Eight Things A Pastor Shouldn’t Do
Just last week, another evangelical superstar bit the dust. His demise? Cavorting with a young woman — not his spouse. His spectacular and scandalous fall from glory is a familiar scene. Pastors are prone to sin. In fact, the devil often pursues pastors harder, because he knows that their downfall makes a big mess. The wake of a fallen pastor is littered with the debris of shattered expectations, disillusioned saints, and disappointed disciples. The world notices, watches, and mocks the Christian faith. Jesus is despised because his followers sin.
It’s time for pastors to take their calling seriously. Here are eight things that a pastor should never do.
1. Act like you can’t sin.
Pastors, like every other human being on the planet, are fallible. If you think you’re above sinning, think again. Paul wrote in 1 Corinthians 10:12, “Let anyone who thinks that he stands, take heed lest he fall.” The first step toward failure is to think you can’t.
2. Counsel alone with the opposite sex.
Whether you’re a man or a woman doesn’t matter. The only person of the opposite gender you should counsel behind closed doors is your spouse. Otherwise, this practice is totally off limits for pastors. When an unmarried man and woman meet in private, regardless of what really happened, others will assume the scandalous. Your testimony and effectiveness will go up in flames.
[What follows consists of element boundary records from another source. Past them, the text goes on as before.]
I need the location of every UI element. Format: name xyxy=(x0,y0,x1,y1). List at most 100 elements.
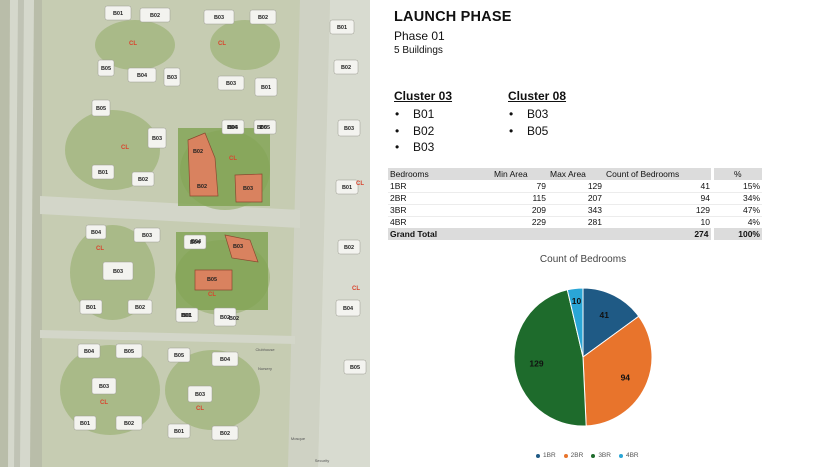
building-label: B01 xyxy=(261,85,271,91)
table-header-cell: Count of Bedrooms xyxy=(604,168,712,180)
building-block xyxy=(115,415,143,431)
legend-item-4br: 4BR xyxy=(618,452,639,459)
building-label: B02 xyxy=(197,184,207,190)
building-label: B02 xyxy=(258,15,268,21)
legend-label: 3BR xyxy=(598,452,611,459)
buildings-count: 5 Buildings xyxy=(394,45,443,56)
building-block xyxy=(337,119,361,137)
building-block xyxy=(133,227,161,243)
building-block xyxy=(139,7,171,23)
building-block xyxy=(115,343,143,359)
building-label: B02 xyxy=(344,245,354,251)
building-label: B04 xyxy=(227,125,238,131)
table-cell: 115 xyxy=(492,191,548,204)
building-label: B02 xyxy=(150,13,160,19)
cluster08-b05-building xyxy=(194,269,233,291)
table-cell: 129 xyxy=(587,180,602,191)
building-block xyxy=(187,385,213,403)
building-block xyxy=(131,171,155,187)
table-cell xyxy=(492,228,548,240)
building-block xyxy=(335,179,359,195)
bedrooms-table: Bedrooms Min Area Max Area Count of Bedr… xyxy=(388,168,762,240)
pie-slice-4br xyxy=(566,287,584,358)
building-label: B03 xyxy=(226,81,236,87)
building-label: B04 xyxy=(91,230,102,236)
building-block xyxy=(175,307,199,323)
building-label: B04 xyxy=(228,125,239,131)
legend-item-3br: 3BR xyxy=(591,452,611,459)
table-cell: 281 xyxy=(548,215,604,228)
cluster-heading: Cluster 03 xyxy=(394,89,453,103)
building-label: B03 xyxy=(233,244,243,250)
facility-label: Nursery xyxy=(258,366,272,371)
table-cell: Grand Total xyxy=(388,228,492,240)
table-cell: 4BR xyxy=(388,215,492,228)
cluster-marker: CL xyxy=(356,181,364,187)
building-label: B02 xyxy=(193,149,203,155)
table-cell: 274 xyxy=(604,228,712,240)
building-block xyxy=(91,164,115,180)
building-block xyxy=(221,119,245,135)
building-label: B02 xyxy=(220,431,230,437)
green-courtyard xyxy=(210,20,280,70)
building-label: B03 xyxy=(243,186,253,192)
building-label: B01 xyxy=(337,25,347,31)
table-cell: 209 xyxy=(492,203,548,216)
cluster-08-list: Cluster 08 B03 B05 xyxy=(508,89,566,139)
building-block xyxy=(73,415,97,431)
cluster-marker: CL xyxy=(218,41,226,47)
legend-item-2br: 2BR xyxy=(563,452,583,459)
building-block xyxy=(91,377,117,395)
building-label: B05 xyxy=(174,353,184,359)
chart-legend: 1BR 2BR 3BR 4BR xyxy=(536,452,647,459)
legend-item-1br: 1BR xyxy=(536,452,556,459)
building-label: B02 xyxy=(220,315,230,321)
building-block xyxy=(333,59,359,75)
building-block xyxy=(249,9,277,25)
cluster-marker: CL xyxy=(100,400,108,406)
building-label: B05 xyxy=(96,106,106,112)
building-block xyxy=(203,9,235,25)
building-block xyxy=(253,119,277,135)
phase-label: Phase 01 xyxy=(394,29,445,43)
green-courtyard xyxy=(65,110,160,190)
building-label: B01 xyxy=(86,305,96,311)
table-row: 1BR 79 129 41 15% xyxy=(388,180,762,192)
facility-label: Security xyxy=(315,458,329,463)
building-label: B01 xyxy=(113,11,123,17)
table-cell: 207 xyxy=(548,191,604,204)
building-block xyxy=(163,67,181,87)
building-label: B05 xyxy=(350,365,360,371)
building-block xyxy=(183,234,207,250)
table-header-cell: Max Area xyxy=(548,168,604,180)
cluster03-b02-building xyxy=(187,132,219,197)
cluster-marker: CL xyxy=(352,286,360,292)
legend-swatch xyxy=(591,453,596,458)
table-cell xyxy=(548,228,604,240)
cluster-marker: CL xyxy=(229,156,237,162)
table-total-row: Grand Total 274 100% xyxy=(388,228,762,240)
building-label: B01 xyxy=(80,421,90,427)
table-cell: 79 xyxy=(536,180,546,191)
table-cell: 1BR xyxy=(390,180,407,191)
building-label: B04 xyxy=(220,357,231,363)
building-label: B02 xyxy=(138,177,148,183)
table-row: 2BR 115 207 94 34% xyxy=(388,191,762,204)
pie-slice-1br xyxy=(582,287,640,358)
building-label: B02 xyxy=(341,65,351,71)
table-cell: 94 xyxy=(604,191,712,204)
table-cell: 4% xyxy=(712,215,762,228)
building-label: B03 xyxy=(344,126,354,132)
building-label: B05 xyxy=(101,66,111,72)
building-label: B05 xyxy=(257,125,267,131)
legend-label: 4BR xyxy=(625,452,639,459)
table-cell: 41 xyxy=(700,180,710,191)
cluster-marker: CL xyxy=(96,246,104,252)
building-label: B04 xyxy=(191,239,202,245)
building-label: B04 xyxy=(343,306,354,312)
table-header-cell: % xyxy=(710,168,762,180)
building-label: B04 xyxy=(84,349,95,355)
building-block xyxy=(254,77,278,97)
legend-swatch xyxy=(536,453,540,458)
table-cell: 47% xyxy=(712,203,762,216)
3. Be financially motivated.
Near the top of the biblical qualifications for a pastor is this little line: “not a lover of money” (1 Timothy 3:3). When you try to blend money-loving avarice with a people-serving ministry, you have a combination of oil and water. They don’t mix. “You cannot serve God and money.” You’re a pastor, not a profiteering business executive driving for a bigger bottom line.
4. Neglect outreach.
Today’s church is characterized more by in-reach than outreach. Look at the church’s budget, the bulk of our labor, and the majority of our programs. They are not reaching a lost and dying world. Instead, they are providing more comforts, entertainment, feeding, and activity for the in crowd. Kingdom-building doesn’t mean a gym expansion. It means pursuing those who are without, and sharing the life-changing news of Jesus. You should not neglect discipleship of your people, but neither should you neglect God’s command to “make disciples.”
5. Prefer elegant speech rather than Spirit-empowerment.
Part of the job description for most pastors is speaking — a lot. Too many pastors, unfortunately, prefer cute phrases, cliché platitudes, and scripted one-liners rather than reliance upon the Spirit for power and anointing. True power comes when we admit our weakness and self-forgetfully fall into the presence of the Spirit. Your words don’t build the church, save a soul, or rescue a sinner. That takes the Spirit’s power alone.
6. Promote pet-positions over biblical truth.
Nearly every pastor has one — or two…or ten. It’s that pet position that you feel strongly, hold dearly, and talk about constantly. But is your cuddly pet position truly biblical? Is it rooted and grounded in God’s Word? Watch yourself here. As we head into election season, leave your Republican Party or Democratic Party membership at the church door. Lay aside your denominational label, doctrinal distinctive, or preferred music style. Preach Christ, not your pet fad. Preach the Bible, not your bias. Preach the whole counsel of God, not a tangential aspect of systematic theology. Get back to what really matters.
7. Travel by yourself without accountability.
When pastors fall, it is often when they escape the confines of their home turf and travel. Pastors may feel the tug of adult video-on-demand in a solitary hotel room, or the nearby red-light district of a downtown locale. When you travel, whether it’s to a conference or a speaking engagement, make sure you bring a travel companion, ideally your spouse. You’re not above sin, and you need protection.
8. Stop praying.
You are mere mortal, even if some people think you’re a spiritual superman. Just because you preach doesn’t mean your struggle with sin is over. Just because you’re a pastor doesn’t mean you have it all together. You are a leader, and you must safeguard your heart, mind, and spirit. Never stop praying. Remember your calling! Your calling is a glorious one, and with this huge blessing comes huge responsibility! Stay close to God!
The world craves the example of genuine Jesus-followers. What we need is not more pretend religion. What we need is the raw, unadulterated word of God proclaimed by men and women who live it out on a daily basis. If you value your calling, love your people, and adore Jesus Christ, take heed unto yourself and your doctrine (1 Timothy 4:16).
The pastoral calling is full of pitfalls. There are dangers at every turn. There are perils to avoid. Your calling demands caution. It is no easy task.
But God delights in giving grace. He finds pleasure in showering us with mercy. He rejoices in giving us strength. He provides power and wisdom without holding back. God is your source of refuge, strength, and might. As you stand by him in faith, He will defend you with his grace. Trust in our mighty God, and you will stand fast!